Dan V. Lomahaftewa "Animal Ancestors I" monotype, 35" x 30" 1993
From when I was very young, it seems as though I was surrounded by expressions of beauty. As far back as I can remember, there were colourful and intricately designed baskets, pottery, rattles, bows and arrows, weavings, beadwork, and katsina doll carvings, accenting all the households of my family. In addition, there were both ceremonial and social dancing and singing going on around me with an abundance of colourful regalia in which my family and I participate still.
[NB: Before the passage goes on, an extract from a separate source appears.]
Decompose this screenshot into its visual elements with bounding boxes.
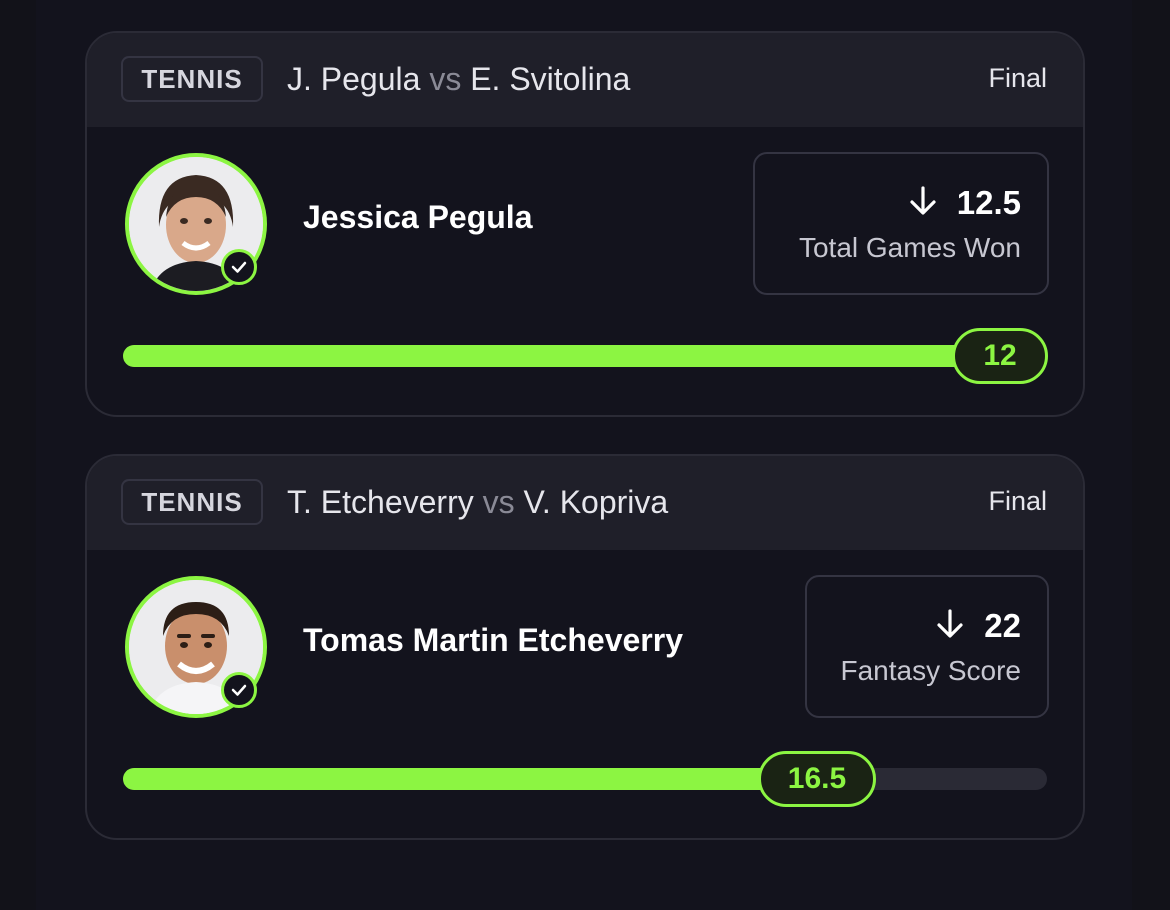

I was lucky to have experienced all this exposure to expression which I feel has helped me to develop an appreciation for the beauty and aesthetics of my people. The search for my own expression brought me to look at what had always influenced me and many other Native Americans, that being the inseperable interweaving of the lifeway of Indian people and their spirituality. This component of Native American expression was, and to some extent still is, incorporated into all the different mediums of expression represented by form and symbol.
What I'm trying to create are images of my own interpretation of these symbolic representations of Native Americans.
Born: 1951, Phoenix, Arizona
Lives in Santa Fe, New Mexico
Education: Arizona State University, Tempe, B.F.A.
Selected recent exhibits:
1995 Dan Viets Lomahaftewa, one-person exhibit, Rainmaker Gallery, Manchester, England.
Dan V. Lomahaftewa, Copeland Rutherford Fine Arts, Santa Fe, New Mexico.
One Moment in Time, two-person exhibit, First Peoples Gallery, New York, New York.
Quintana, two-person exhibit, Quintana Galleries, Portland, Oregon.
Dan V. Lomahaftewa, Amer-Indian Gallery East, Reading, Pennsylvania.
1994 New Art of the West, Fourth Eiteljorg Museum Invitational, Indianapolis, Indiana.
Green Art, solo exhibit, Rainmaker Gallery, Manchester, England, funded in part
with a Travel Grant from the National Endowment for the Arts.
New Spring Rain, solo exhibit, First Peoples Gallery, New York, New York.
1993 The Spirit of North America, international traveling exhibit, organized by
American Indian Contemporary Arts, funded by United States Information Agency/Arts America Program.
1992 From the Earth VIII, American Indian Contemporary Arts, San Francisco, California.
1991 Our Land/Ourselves, traveling exhibit, organized by University Art Gallery,
State University of New York College, Albany, New York.